Beaumap02 Jun 2015 12:03 a.m. PST

Very intelligent thread. I feel genuinely educated. Thanks all, particularly KTravlos.

KTravlos02 Jun 2015 2:26 a.m. PST

Thank you. Essentially World War 1 is my advisors hobby project. The research he does for fun.He is getting close to retirement and after 20 books and 77 book chapters and articles he now gets to do the stuff he really likes for fun. Some of it has rubbed off on me (I was more of a Crimean War buff when I was accepted in the PhD)

redcoat02 Jun 2015 12:55 p.m. PST

Thanks all, esp. KTravlos! "The Outbreak of the First World War" has duly been ordered!

OSchmidt02 Jun 2015 1:44 p.m. PST

An essential book on this is George, Nicholas, and Wilhelm by Amanda Carter. The book shows the personal interaction of the three "cousinly" sovereigns and their part in the start of the war.
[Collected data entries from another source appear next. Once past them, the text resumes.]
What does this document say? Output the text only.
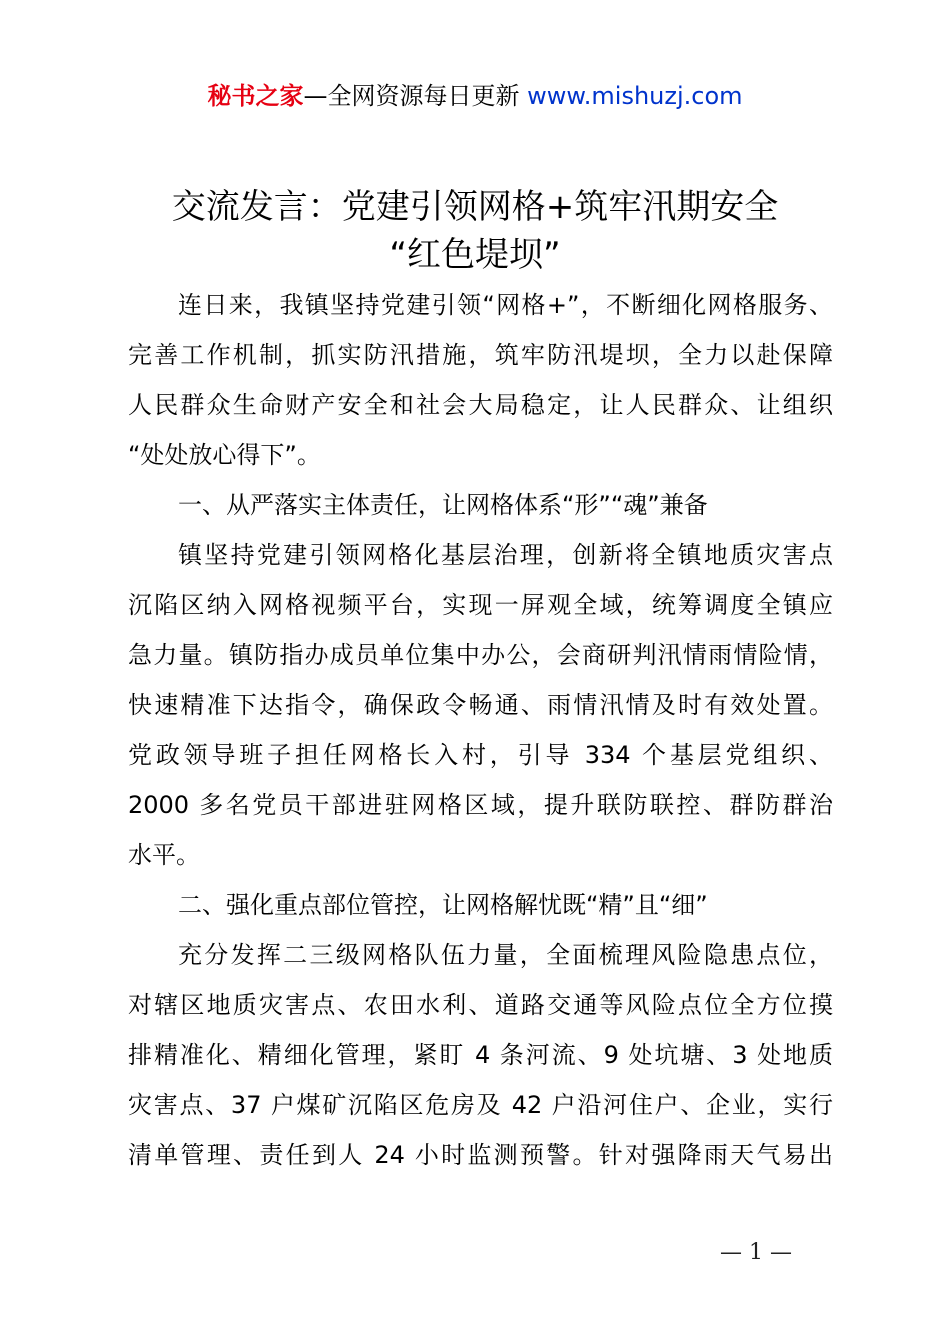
秘书之家—全网资源每日更新 www.mishuzj.com
交流发言：党建引领网格+筑牢汛期安全
“红色堤坝”
连日来，我镇坚持党建引领“网格+”，不断细化网格服务、
完善工作机制，抓实防汛措施，筑牢防汛堤坝，全力以赴保障
人民群众生命财产安全和社会大局稳定，让人民群众、让组织
“处处放心得下”。
一、从严落实主体责任，让网格体系“形”“魂”兼备
镇坚持党建引领网格化基层治理，创新将全镇地质灾害点
沉陷区纳入网格视频平台，实现一屏观全域，统筹调度全镇应
急力量。镇防指办成员单位集中办公，会商研判汛情雨情险情，
快速精准下达指令，确保政令畅通、雨情汛情及时有效处置。
党政领导班子担任网格长入村，引导 334 个基层党组织、
2000 多名党员干部进驻网格区域，提升联防联控、群防群治
水平。
二、强化重点部位管控，让网格解忧既“精”且“细”
充分发挥二三级网格队伍力量，全面梳理风险隐患点位，
对辖区地质灾害点、农田水利、道路交通等风险点位全方位摸
排精准化、精细化管理，紧盯 4 条河流、9 处坑塘、3 处地质
灾害点、37 户煤矿沉陷区危房及 42 户沿河住户、企业，实行
清单管理、责任到人 24 小时监测预警。针对强降雨天气易出
— 1 —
138SquadronRAF05 Jun 2015 10:56 a.m. PST

Thanks for the information gentlemen. I wish the Napoleonic Boards could be like this. The disadvantage of the place is that there is the "Idiot Tendency" that derails discussions.

OSchmidt05 Jun 2015 1:32 p.m. PST

I must be losing my mind. I am presently reading Ian Ousby's "The Road to Vedun: France, nationalism, and the First World War." Actually I took a break from that to read something else and that must be the reason. Anyway, I am reading this and Ousby has several chapters on this very subject, and others as well. This is a book which deals with the details of the battle, but also goes backwards and forwards in the History of France to fit the battle of Verdun, how it happened, what it meant then and came to mean in French History, and its legacy for Gaullism, Petain, and the rest. It's a slow reading book, not because it's hard to read, but because you want to carefully think of what the guy is saying. He's packed a lot into it, and as they say "there's a lot of meat in that sausage" which means you have to go through it carefully and think about it.

However it is a masterful work and does a great job in my opinion of explaining the what, why, and wherefore of Verdun and how it became so central to French self view.

Otto

KTravlos05 Jun 2015 3:06 p.m. PST

Otto, thanks for telling us about that book. I might check it out.